The Twentieth Century Society

Campaigning for outstanding buildings

Photo © Richard Glover, courtesy Chetwood Associates

Lost Modern

Sainsbury’s, Greenwich, London

Status: Destroyed
Type: Commercial/offices
Architect: Chetwood Associates
Location: 55 Bugsby's Way, Greenwich, London SE10

Sainsbury’s unique eco-millennium store represented a complete re-think of traditional supermarket design, with every aspect of the standard retail ‘shed’ re-assessed to maximise energy efficiency, minimise environmental impact and make shopping more pleasant for customers..

When it opened, the award winning store, designed by Paul Hinkin at Chetwood Associates, scored the highest ever official environmental rating for a retail building with a perfect 31 out of 31 points, and was the first store to be awarded an “excellent” BREEAM rating.
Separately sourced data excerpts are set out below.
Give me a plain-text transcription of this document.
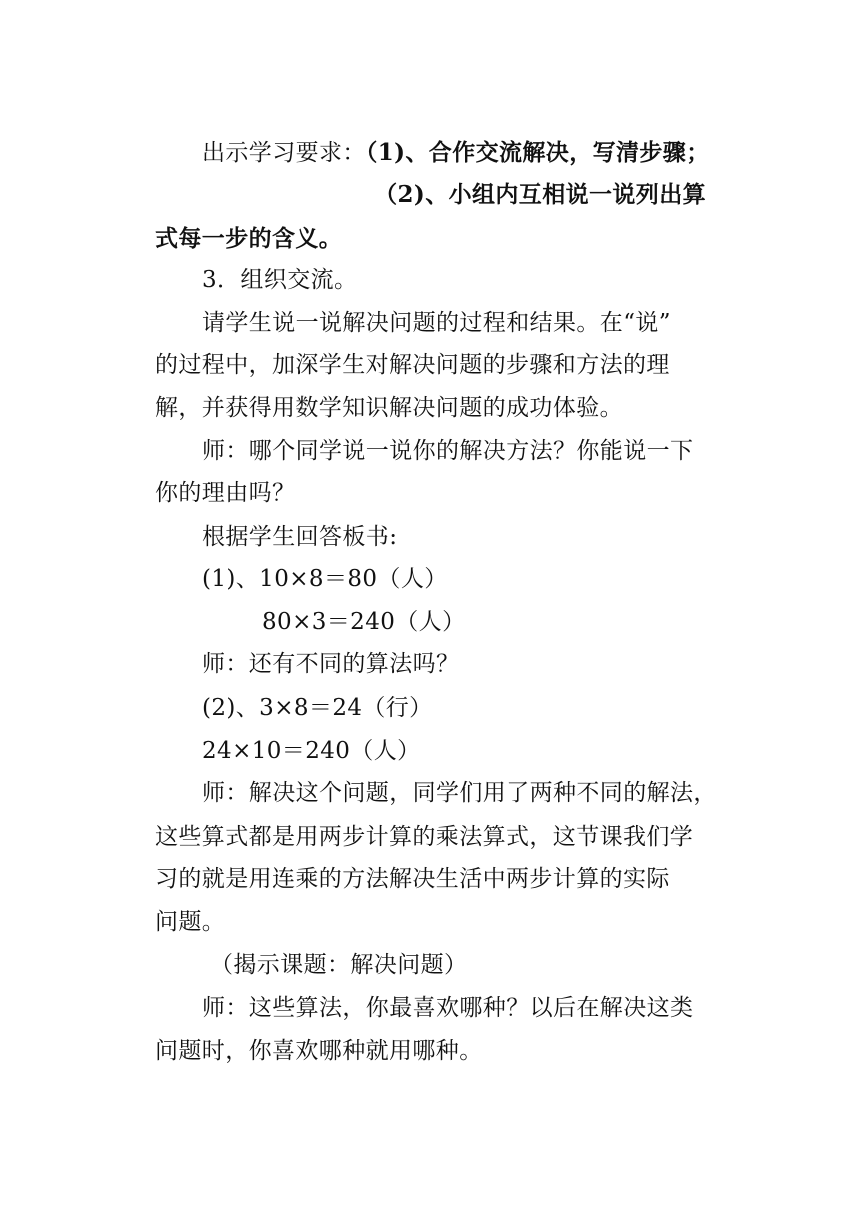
出示学习要求：（1)、合作交流解决，写清步骤；
（2)、小组内互相说一说列出算
式每一步的含义。
3．组织交流。
请学生说一说解决问题的过程和结果。在“说”
的过程中，加深学生对解决问题的步骤和方法的理
解，并获得用数学知识解决问题的成功体验。
师：哪个同学说一说你的解决方法？你能说一下
你的理由吗？
根据学生回答板书:
(1)、10×8＝80（人）
80×3＝240（人）
师：还有不同的算法吗？
(2)、3×8＝24（行）
24×10＝240（人）
师：解决这个问题，同学们用了两种不同的解法，
这些算式都是用两步计算的乘法算式，这节课我们学
习的就是用连乘的方法解决生活中两步计算的实际
问题。
（揭示课题：解决问题）
师：这些算法，你最喜欢哪种？以后在解决这类
问题时，你喜欢哪种就用哪种。
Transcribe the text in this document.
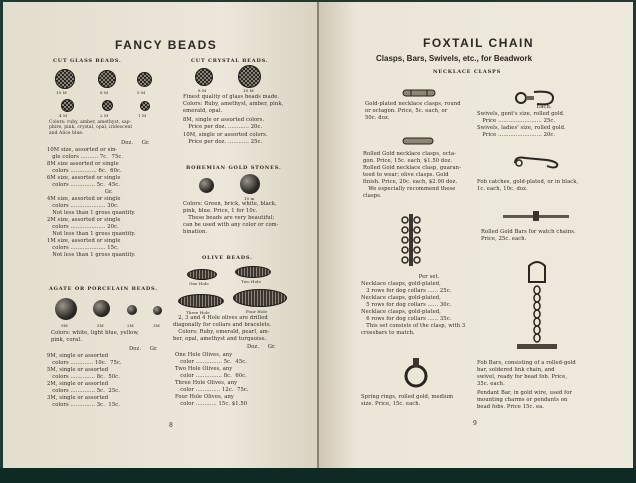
FANCY BEADS
CUT GLASS BEADS.
10 M	8 M	5 M
4 M	2 M	1 M
Colors: ruby, amber, amethyst, sap-
phire, pink, crystal, opal, iridescent
and Alice blue.
Doz.     Gr.
10M size, assorted or sin-
gle colors .......... 7c.  75c.
8M size assorted or single
colors ............... 6c.  60c.
6M size, assorted or single
colors .............. 5c.  45c.
Gr.
4M size, assorted or single
colors .................... 30c.
Not less than 1 gross quantity.
2M size, assorted or single
colors .................... 20c.
Not less than 1 gross quantity.
1M size, assorted or single
colors .................... 15c.
Not less than 1 gross quantity.
CUT CRYSTAL BEADS.
8 M	10 M
Finest quality of glass beads made.
Colors: Ruby, amethyst, amber, pink,
emerald, opal.
8M, single or assorted colors.
Price per doz. ............ 20c.
10M, single or assorted colors.
Price per doz. ............ 25c.
BOHEMIAN GOLD STONES.
10 m
Colors: Green, brick, white, black,
pink, blue. Price, 1 for 10c.
These beads are very beautiful;
can be used with any color or com-
bination.
OLIVE BEADS.
One Hole	Two Hole
Three Hole	Four Hole
2, 3 and 4 Hole olives are drilled
diagonally for collars and bracelets.
Colors: Ruby, emerald, pearl, am-
ber, opal, amethyst and turquoise.
Doz.     Gr.
One Hole Olives, any
color ............... 5c.  45c.
Two Hole Olives, any
color ............... 8c.  60c.
Three Hole Olives, any
color .............. 12c.  75c.
Four Hole Olives, any
color ............ 15c. $1.50
AGATE OR PORCELAIN BEADS.
9M	5M	2M	3M
Colors: white, light blue, yellow,
pink, coral.
Doz.     Gr.
9M, single or assorted
colors ............. 10c.  75c.
5M, single or assorted
colors .............. 8c.  50c.
2M, single or assorted
colors .............. 5c.  25c.
3M, single or assorted
colors .............. 3c.  15c.
8
FOXTAIL CHAIN
Clasps, Bars, Swivels, etc., for Beadwork
NECKLACE CLASPS
Gold-plated necklace clasps, round
or octagon. Price, 5c. each, or
50c. doz.
Rolled Gold necklace clasps, octa-
gon. Price, 15c. each, $1.50 doz.
Rolled Gold necklace clasp, guaran-
teed to wear; olive clasps. Gold
finish. Price, 20c. each, $2.00 doz.
We especially recommend these
clasps.
Each.
Swivels, gent's size, rolled gold.
Price ......................... 25c.
Swivels, ladies' size, rolled gold.
Price ......................... 20c.
Fob catches, gold-plated, or in black,
1c. each, 10c. doz.
Rolled Gold Bars for watch chains.
Price, 25c. each.
Per set.
Necklace clasps, gold-plated,
3 rows for dog collars ...... 25c.
Necklace clasps, gold-plated,
5 rows for dog collars ...... 30c.
Necklace clasps, gold-plated,
6 rows for dog collars ...... 35c.
This set consists of the clasp, with 3
crossbars to match.
Fob Bars, consisting of a rolled-gold
bar, soldered link chain, and
swivel, ready for bead fob. Price,
35c. each.
Pendant Bar, in gold wire, used for
mounting charms or pendants on
bead fobs. Price 15c. ea.
Spring rings, rolled gold, medium
size. Price, 15c. each.
9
The opening in 1999 by Jamie Oliver,  was widely covered in the national press.  Although there was keen popular interest in the building’s sustainability credentials, its architectural quality was also widely recognised. Reviews published at the time noted that ‘in appearance as well as sustainable design, the new building breaks with the dismal supermarket tradition of large, rectangular, artificially lit sheds’ (Building, 1999).

The RIBA Journal (November 1999) stated that: “The form of the external design is frankly lovely.  The main entrance elevation uses surprisingly welcoming materials, with the main glazed entrance flanked by untreated oak boarded drums with flank walls, earth mounds and turfed slopes. The service areas are masked using site reclaimed stones within wire gabion baskets filled with demolition waste and planted with creepers and alpines.”

Everything from the form of the building to the construction materials and finishes, was carefully chosen both for its appearance and for its sustainability credentials.  Many of the materials were recycled, such as the entrance lobby floor made from recycled aircraft and car tyres and the toilet wall panelling of melted recycled plastic bottles.

The building’s innovation and architectural merit were recognised through a number of awards, including: shortlisting for the RIBA Stirling Prize; selection by the Design Council as a Millennium Product; the RIBA Journal Sustainability Award; the Design Museum’s Design Sense Award; Retail Week Store Design of the Year 2000; Channel 4 Building of the Year People’s Choice 2000.

C20 Society fought to have the building listed at grade II *, but following English Heritage’s recommendation that it was not good enough, the Secretary of State decided to issue a certificate of immunity. The building was demolished in 2016 and replaced with an IKEA store.